Réhabiliter la peinture

En 1945, je suis allé à Paris en quête de la vérité artistique, mais je me suis rendu compte qu’il y régnait un confusionnisme énorme. Selon ce que j’ai pu vérifier à l’époque, le fil conducteur des valeurs picturales s’était interrompu vers 1918 avec le mouvement dadaïste ; après cela, rien de vraiment neuf était apparu, la pensée était restée en suspens avec lui.
Néanmoins, l’existence, plus que d’une vraie évolution, d’un académisme croissant, était évidente.
N’y avait-il rien après le dadaïsme ? L’art était-il arrivé définitivement à son terme ? Outre ces questions : Qu’est-ce que l’art ? À quoi sert-il ? Qu’est-ce que la peinture ? Quelle force nous avait poussés à parvenir à ce nihilisme absolu ? Voici les problèmes auxquels je devais faire face et que je voulais tenter de résoudre.
En analysant le parcours de la peinture moderne, je suis arrivé à la conclusion que cette force, cette vérité, ce fil organisateur n’étaient qu’une doctrine, la doctrine réaliste, et que celle-ci, dans ce cycle, était déjà parvenue à son but définitif : le réel.
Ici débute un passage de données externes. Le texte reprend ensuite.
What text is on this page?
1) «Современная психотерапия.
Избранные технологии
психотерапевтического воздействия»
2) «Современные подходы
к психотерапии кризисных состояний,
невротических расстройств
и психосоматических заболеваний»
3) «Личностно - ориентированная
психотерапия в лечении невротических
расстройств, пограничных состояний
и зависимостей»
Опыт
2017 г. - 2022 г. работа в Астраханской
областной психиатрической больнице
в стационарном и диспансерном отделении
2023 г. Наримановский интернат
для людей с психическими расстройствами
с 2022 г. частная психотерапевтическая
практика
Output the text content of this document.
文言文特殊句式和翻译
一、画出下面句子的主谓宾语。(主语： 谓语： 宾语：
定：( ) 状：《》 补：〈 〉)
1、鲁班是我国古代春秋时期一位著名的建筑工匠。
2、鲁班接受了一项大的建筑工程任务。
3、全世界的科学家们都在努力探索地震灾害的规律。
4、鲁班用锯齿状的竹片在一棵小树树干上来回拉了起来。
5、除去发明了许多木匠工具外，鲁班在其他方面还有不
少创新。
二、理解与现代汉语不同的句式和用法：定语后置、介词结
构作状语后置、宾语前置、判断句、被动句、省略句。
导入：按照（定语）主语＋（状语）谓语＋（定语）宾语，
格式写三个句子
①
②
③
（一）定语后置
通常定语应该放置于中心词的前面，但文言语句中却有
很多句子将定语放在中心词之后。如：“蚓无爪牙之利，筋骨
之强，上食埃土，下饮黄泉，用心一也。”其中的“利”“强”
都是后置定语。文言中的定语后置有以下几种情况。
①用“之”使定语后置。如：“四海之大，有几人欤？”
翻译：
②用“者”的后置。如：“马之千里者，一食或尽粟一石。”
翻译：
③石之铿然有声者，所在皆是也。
Une fois ce fait établi et à la recherche d’une issue possible, je me suis décidé à refaire le chemin parcouru en sens inverse. Cela exigeait de moi-même la transformation préalable en réel, c’est-à-dire, je devais me détruire, me remettre à zéro et supprimer en moi toute composante intellectuelle. Je ne devais conserver que l’émotion de mon être le plus profond, il me fallait réintégrer pleinement la nature, et former avec elle une seule unité, et de ce fait, renaître. Je me trouvais dans un monde où le réalisme n’avait aucun sens, je ne devais plus penser comme je l’avais fait jusqu’à ce moment-là, il me fallait sentir. En d’autres mots, retourner le sablier et remplacer la doctrine réaliste par l’idéaliste.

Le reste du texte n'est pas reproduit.